Let's suppose that we are running inference on a video stream. In that case, we might get many sequential frames with less than two dogs, and frames that appear shortly after one another may look very similar. To avoid filling up our data collection folder with such near-duplicate frames, we can choose to limit the rate at which the action is allowed to run. This can be configured in the `PostInferenceHook`constructor, using the `limit_action_rate` and `max_frames_per_second` parameters.

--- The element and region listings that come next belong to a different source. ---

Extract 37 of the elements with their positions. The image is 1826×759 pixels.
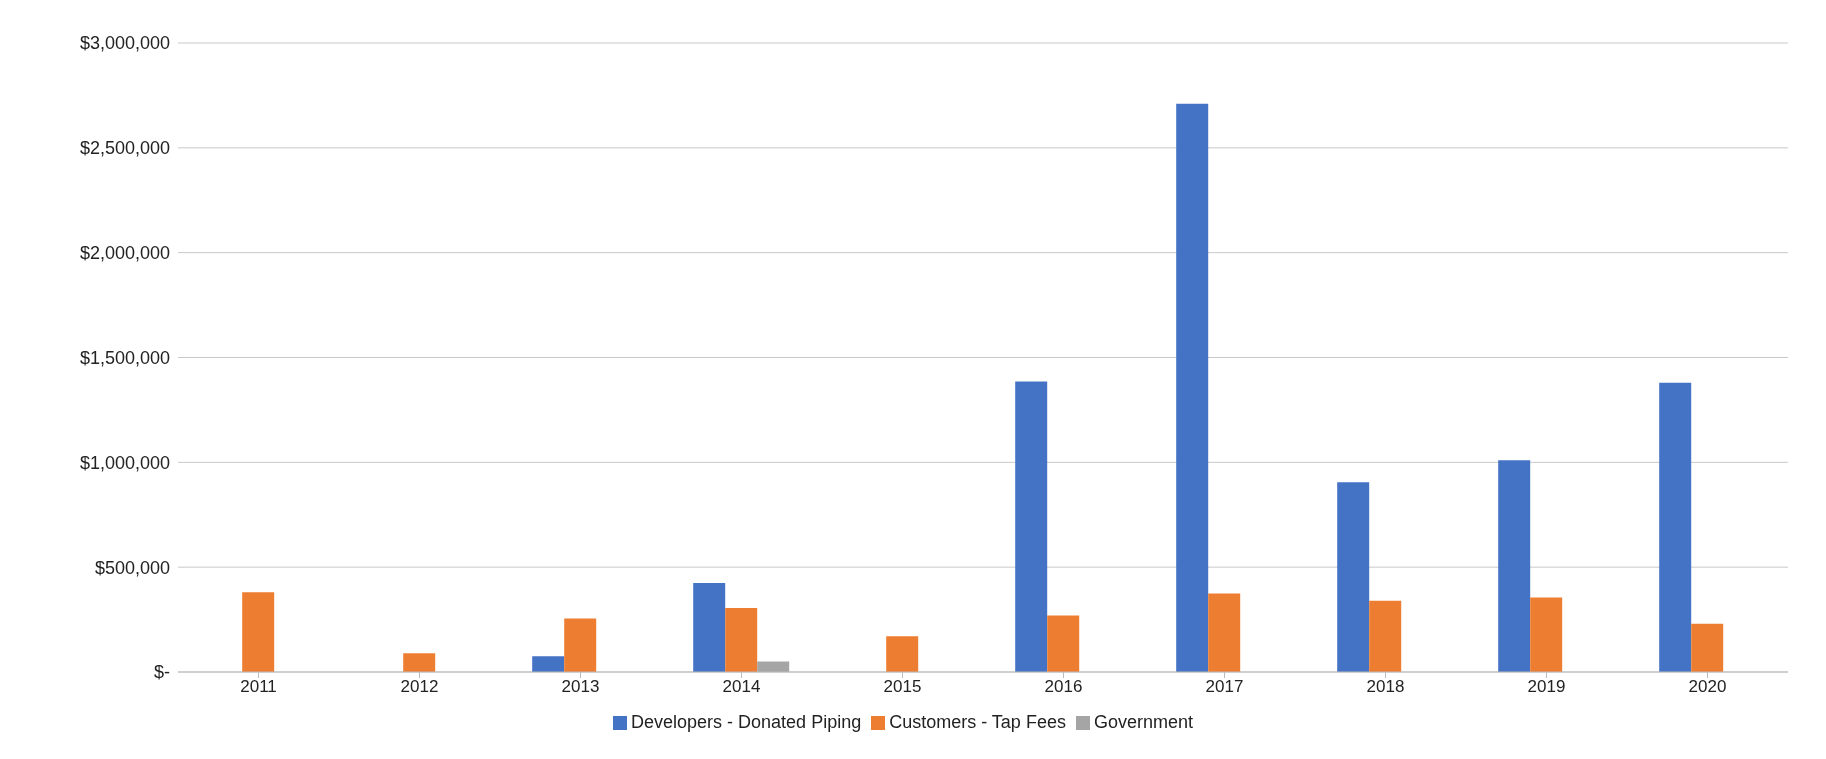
legend-label: Developers - Donated Piping bbox=[631, 712, 862, 732]
y-tick-label: $3,000,000 bbox=[79, 33, 170, 54]
y-tick-label: $1,000,000 bbox=[79, 452, 170, 473]
x-tick-label: 2019 bbox=[1527, 677, 1566, 697]
y-tick-label: $500,000 bbox=[94, 557, 170, 578]
x-tick-label: 2017 bbox=[1205, 677, 1244, 697]
bar bbox=[1659, 382, 1692, 672]
bar bbox=[564, 618, 597, 672]
x-tick-label: 2012 bbox=[400, 677, 439, 697]
bar bbox=[1208, 593, 1241, 672]
y-tick-label: $1,500,000 bbox=[79, 347, 170, 368]
bar bbox=[1337, 482, 1370, 672]
bar bbox=[403, 653, 436, 672]
bar bbox=[1047, 615, 1080, 672]
bar bbox=[693, 582, 726, 672]
bar bbox=[886, 636, 919, 672]
x-tick-label: 2020 bbox=[1688, 677, 1727, 697]
bar bbox=[1691, 623, 1724, 672]
x-tick-label: 2014 bbox=[722, 677, 761, 697]
bar bbox=[532, 656, 565, 672]
x-tick-label: 2011 bbox=[240, 677, 277, 697]
legend-label: Customers - Tap Fees bbox=[889, 712, 1066, 732]
x-tick-label: 2018 bbox=[1366, 677, 1405, 697]
bar bbox=[1015, 381, 1048, 672]
y-tick-label: $- bbox=[153, 662, 170, 683]
y-tick-label: $2,500,000 bbox=[79, 138, 170, 159]
bar bbox=[1498, 460, 1531, 672]
bar bbox=[1530, 597, 1563, 672]
bar bbox=[1369, 600, 1402, 672]
x-tick-label: 2013 bbox=[561, 677, 600, 697]
x-tick-label: 2015 bbox=[883, 677, 922, 697]
y-tick-label: $2,000,000 bbox=[79, 243, 170, 264]
legend-label: Government bbox=[1093, 712, 1193, 732]
bar bbox=[1176, 103, 1209, 672]
bar bbox=[725, 608, 758, 672]
x-tick-label: 2016 bbox=[1044, 677, 1083, 697]
bar bbox=[242, 592, 275, 672]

The cell below shows how to create this hook, and limit the rate of saving frames to a maximum of 1 frame per second.

In [None]:
from geti_sdk.post_inference_hooks import FileSystemDataCollection, ObjectCountTrigger

counting_trigger = ObjectCountTrigger(
    threshold=2, label_names=["dog"], mode="lower"
)  # Trigger will activate whenever a prediction contains less than two objects labelled 'dog'

file_system_action = FileSystemDataCollection(
    target_folder="hook_data",
    save_predictions=True,
    save_scores=True,
    log_level="debug",
)  # Action will store the image, prediction data and trigger score to the `hook_data` folder on disk

file_hook = PostInferenceHook(
    trigger=counting_trigger,
    action=file_system_action,
    max_threads=5,
    limit_action_rate=True,
    max_frames_per_second=1,
)

deployment.add_post_inference_hook(file_hook)

Now that the hook is created and added to the deployment, we can run the inference benchmark again.

In [None]:
t_start = time.time()
for i in tqdm(range(100)):
    deployment.infer(numpy_rgb)
t_elapsed = time.time() - t_start
print(
    f"100 inference iterations with 2 I/O hooks completed in {t_elapsed:.2f} seconds."
)

You should now see a folder `hook_data` in your working directory. This folder contains three subfolders: `images`, `predictions` and `scores`. The contents of these folders are the following:
- `hook_data/images` contains the image files which triggered the hook
- `hook_data/predictions` contains the prediction data in .json format
- `hook_data/scores` contains txt files with the score for each image that caused the hook to trigger

The file names are consistent across the three folders, i.e. the prediction for a certain image can be found in the .json file with the same name, in the `predictions` folder.

If you take a look in those folders now, you'll find that they are populated with images, predictions and score files. The number of images in the folder should correspond to a rate of 1 image/second multiplied by the execution time of the benchmark. Meaning that if it took 20 seconds to run the 100 inference iterations, 20 images should have been saved to disk.